Ain´t no mountain high enough

9 November, 2010

Compras coletivas - sou só eu?

Filed under: Business, trabalho — Tags: , , — Ludmilla Rossi @ 11:35 pm

Quem me conhece sabe que tenho uma relação ótima com shoppings e lojinhas de bairro, adoro uma promoção, uma vitrine e uma caroçagem básica. Quando estava viajando, quase enlouqueci na H&M por ver coisas tão baratas e promos sempre presentes. Ao chegar no hotel, olhei as etiquetas. Cada peça vinha de um país pobre, como Cambodja, Bangladesh, China, whatever. Fiquei pensando nisso, e na história do consumo consciente.

Se algo é muito barato, sempre alguém paga caro por isso. No caso, eu paguei barato, e alguma mão de obra sofrida pagou caro. A loja mantém sua margem de lucro, mesmo que baixa (para vender muito).

Bom, eis que o Brasil começa a falar agora em sites de compras coletivas, muitos começam a surgir, os pioneiros nadam em dinheiro, e, como toda onda na Internet muitos seguem achando que vão ganhar muita grana, com o pensamento baixo custo + milagre de vendas. Não sei se é um post azedo porque recebo pelo menos 2 ligações por dia de prospects “querendo um site igual o Peixe Urbano”. Trato bem, tento explicar pro cara que o negócio pode funcionar mas não é milagroso e demanda investimento e blablabla. Quando você conta pro cara que ele não pode ficar na informalidade num empreendimento destes, ele geralmente desliga triste (ou liga pra outro). E aí que entra o que eu quero defender (não afirmar). É uma veia de pensamento minha (e pelo visto acho que estou com poucos companheiros) e de dúvidas também.

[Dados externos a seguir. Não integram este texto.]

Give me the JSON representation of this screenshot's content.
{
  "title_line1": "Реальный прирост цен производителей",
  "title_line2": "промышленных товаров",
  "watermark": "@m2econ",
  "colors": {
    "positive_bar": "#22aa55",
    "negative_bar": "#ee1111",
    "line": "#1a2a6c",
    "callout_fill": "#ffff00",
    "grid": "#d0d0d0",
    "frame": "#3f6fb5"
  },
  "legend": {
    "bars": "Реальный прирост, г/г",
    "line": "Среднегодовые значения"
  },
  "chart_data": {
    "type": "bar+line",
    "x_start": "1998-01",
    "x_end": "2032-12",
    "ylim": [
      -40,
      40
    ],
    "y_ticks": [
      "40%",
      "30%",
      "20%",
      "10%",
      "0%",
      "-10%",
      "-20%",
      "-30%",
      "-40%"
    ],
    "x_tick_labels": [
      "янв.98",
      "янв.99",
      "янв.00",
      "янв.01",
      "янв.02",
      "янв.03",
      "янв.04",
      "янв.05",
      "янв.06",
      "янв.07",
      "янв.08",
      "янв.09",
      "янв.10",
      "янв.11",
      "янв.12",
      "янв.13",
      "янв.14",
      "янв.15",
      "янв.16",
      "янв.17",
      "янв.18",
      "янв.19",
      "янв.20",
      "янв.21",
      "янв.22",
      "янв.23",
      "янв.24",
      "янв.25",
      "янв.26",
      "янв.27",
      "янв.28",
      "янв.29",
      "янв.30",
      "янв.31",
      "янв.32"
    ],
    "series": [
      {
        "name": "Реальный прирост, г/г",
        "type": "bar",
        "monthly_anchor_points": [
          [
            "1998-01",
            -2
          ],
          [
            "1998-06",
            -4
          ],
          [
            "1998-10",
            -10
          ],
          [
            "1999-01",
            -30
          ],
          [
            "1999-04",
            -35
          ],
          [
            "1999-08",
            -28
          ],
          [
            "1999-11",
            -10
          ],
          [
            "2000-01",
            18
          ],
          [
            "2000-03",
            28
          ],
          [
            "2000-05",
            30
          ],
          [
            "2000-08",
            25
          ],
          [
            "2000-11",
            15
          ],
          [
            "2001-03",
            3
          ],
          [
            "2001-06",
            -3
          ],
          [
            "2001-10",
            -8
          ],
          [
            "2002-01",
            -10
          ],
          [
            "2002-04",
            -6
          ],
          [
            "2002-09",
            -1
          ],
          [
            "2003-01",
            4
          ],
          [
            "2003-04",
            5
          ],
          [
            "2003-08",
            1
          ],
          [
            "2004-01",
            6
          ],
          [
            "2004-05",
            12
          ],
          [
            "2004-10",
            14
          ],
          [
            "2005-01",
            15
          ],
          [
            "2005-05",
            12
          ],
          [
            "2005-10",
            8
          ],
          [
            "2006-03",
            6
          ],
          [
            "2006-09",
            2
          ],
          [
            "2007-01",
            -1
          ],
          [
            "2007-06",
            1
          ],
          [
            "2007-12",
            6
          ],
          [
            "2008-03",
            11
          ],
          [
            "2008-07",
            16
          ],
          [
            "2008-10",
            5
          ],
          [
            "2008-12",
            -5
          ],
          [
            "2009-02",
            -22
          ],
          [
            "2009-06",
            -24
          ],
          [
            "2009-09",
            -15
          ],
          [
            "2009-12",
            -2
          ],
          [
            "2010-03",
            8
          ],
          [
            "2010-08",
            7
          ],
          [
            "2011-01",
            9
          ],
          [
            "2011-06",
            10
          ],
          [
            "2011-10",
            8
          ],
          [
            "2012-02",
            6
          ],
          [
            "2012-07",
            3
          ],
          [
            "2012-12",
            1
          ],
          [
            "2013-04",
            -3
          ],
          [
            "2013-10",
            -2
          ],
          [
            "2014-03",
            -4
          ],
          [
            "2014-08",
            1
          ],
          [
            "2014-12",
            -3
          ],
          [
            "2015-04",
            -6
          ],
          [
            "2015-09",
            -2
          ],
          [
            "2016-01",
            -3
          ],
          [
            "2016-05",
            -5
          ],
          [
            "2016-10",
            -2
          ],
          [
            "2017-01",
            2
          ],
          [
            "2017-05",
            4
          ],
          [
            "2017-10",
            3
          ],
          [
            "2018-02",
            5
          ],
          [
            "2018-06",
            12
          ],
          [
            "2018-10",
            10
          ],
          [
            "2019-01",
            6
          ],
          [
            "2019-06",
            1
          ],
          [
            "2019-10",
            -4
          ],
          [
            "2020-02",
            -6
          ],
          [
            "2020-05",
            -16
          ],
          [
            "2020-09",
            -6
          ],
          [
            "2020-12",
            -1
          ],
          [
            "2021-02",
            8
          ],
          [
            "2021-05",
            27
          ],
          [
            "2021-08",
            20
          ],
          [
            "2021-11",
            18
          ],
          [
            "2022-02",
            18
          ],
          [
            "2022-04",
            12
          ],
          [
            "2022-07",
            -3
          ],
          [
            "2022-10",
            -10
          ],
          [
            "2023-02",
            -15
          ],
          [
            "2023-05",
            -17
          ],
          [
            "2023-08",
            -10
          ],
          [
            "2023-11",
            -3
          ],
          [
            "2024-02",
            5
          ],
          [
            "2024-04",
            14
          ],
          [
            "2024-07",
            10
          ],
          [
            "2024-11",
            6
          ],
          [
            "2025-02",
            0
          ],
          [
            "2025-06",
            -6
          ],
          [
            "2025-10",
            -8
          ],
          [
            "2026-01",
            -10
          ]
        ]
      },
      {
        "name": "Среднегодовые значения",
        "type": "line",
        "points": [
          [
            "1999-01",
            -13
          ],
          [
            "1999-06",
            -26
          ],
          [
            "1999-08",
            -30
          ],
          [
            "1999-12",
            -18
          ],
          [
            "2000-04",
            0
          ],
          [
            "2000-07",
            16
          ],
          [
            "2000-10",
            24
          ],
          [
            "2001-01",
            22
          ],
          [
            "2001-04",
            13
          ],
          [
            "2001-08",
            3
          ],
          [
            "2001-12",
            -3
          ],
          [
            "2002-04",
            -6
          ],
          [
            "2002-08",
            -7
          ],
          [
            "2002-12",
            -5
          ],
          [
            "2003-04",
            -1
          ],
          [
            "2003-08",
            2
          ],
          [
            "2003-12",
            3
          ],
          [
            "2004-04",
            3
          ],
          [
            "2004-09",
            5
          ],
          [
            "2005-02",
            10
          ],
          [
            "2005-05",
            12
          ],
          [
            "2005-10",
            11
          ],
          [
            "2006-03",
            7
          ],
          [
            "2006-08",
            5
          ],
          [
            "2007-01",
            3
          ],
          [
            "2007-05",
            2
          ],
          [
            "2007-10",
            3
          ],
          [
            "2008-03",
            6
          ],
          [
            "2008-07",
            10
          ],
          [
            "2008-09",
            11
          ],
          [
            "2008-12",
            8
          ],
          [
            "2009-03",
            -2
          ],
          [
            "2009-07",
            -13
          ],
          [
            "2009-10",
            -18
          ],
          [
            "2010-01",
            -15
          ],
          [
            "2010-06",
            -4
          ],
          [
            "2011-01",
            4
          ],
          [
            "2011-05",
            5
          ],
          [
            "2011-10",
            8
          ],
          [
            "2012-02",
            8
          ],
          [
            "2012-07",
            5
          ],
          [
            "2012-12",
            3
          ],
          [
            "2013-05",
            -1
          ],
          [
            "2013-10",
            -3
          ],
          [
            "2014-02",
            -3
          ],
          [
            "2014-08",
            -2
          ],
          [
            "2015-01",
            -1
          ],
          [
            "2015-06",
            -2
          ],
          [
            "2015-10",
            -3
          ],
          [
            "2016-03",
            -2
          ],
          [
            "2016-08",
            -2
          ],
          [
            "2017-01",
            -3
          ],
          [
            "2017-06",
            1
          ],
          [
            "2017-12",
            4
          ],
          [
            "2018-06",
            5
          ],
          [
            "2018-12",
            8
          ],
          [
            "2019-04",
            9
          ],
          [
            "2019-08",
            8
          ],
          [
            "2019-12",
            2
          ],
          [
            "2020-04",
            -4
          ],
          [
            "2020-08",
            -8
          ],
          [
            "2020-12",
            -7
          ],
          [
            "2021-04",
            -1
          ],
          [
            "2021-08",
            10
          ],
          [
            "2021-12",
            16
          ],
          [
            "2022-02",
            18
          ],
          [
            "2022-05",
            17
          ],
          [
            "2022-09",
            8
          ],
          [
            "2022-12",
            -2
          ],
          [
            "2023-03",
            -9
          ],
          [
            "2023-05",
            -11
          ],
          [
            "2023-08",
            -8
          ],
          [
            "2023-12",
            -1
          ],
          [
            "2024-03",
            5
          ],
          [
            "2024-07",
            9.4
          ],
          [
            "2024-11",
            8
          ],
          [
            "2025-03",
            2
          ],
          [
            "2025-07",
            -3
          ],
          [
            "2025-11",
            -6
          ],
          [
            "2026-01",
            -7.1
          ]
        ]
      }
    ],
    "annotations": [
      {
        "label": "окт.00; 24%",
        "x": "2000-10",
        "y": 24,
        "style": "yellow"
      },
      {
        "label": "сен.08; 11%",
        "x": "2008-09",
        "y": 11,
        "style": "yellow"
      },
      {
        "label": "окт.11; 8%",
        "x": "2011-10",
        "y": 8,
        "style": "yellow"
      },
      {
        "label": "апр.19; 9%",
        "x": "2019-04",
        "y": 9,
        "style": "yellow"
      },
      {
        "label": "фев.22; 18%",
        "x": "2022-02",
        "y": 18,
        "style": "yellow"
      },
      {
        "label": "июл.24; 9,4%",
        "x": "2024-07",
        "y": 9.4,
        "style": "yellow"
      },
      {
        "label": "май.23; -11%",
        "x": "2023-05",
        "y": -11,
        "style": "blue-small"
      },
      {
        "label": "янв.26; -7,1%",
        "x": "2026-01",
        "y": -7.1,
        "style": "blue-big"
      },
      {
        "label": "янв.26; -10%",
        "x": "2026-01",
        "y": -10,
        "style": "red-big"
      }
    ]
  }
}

Hoje compras coletivas são uma onda boa, numa maré que aparenta ser lucrativa e inovadora. Em pouco tempo se tornará commodity. Os comerciantes que hoje se encantam com essa possibilidade de encher seus estabelecimentos com novos consumidores, suprir um gap, evitar desperdícios (alô povo das compras, olhem que argumentos bonitos), a longo prazo irão fazer contas. É obvio o quanto a margem de lucro cai - “mas e daí?”, afinal está se vendendo com pouca lucratividade para muitas pessoas. Alô Chris “cauda longa” Anderson, é você aí de novo? Nada de errado com isso, muito menos com o Mr. Anderson, entretando como empreendedora prefiro pensar no longo prazo.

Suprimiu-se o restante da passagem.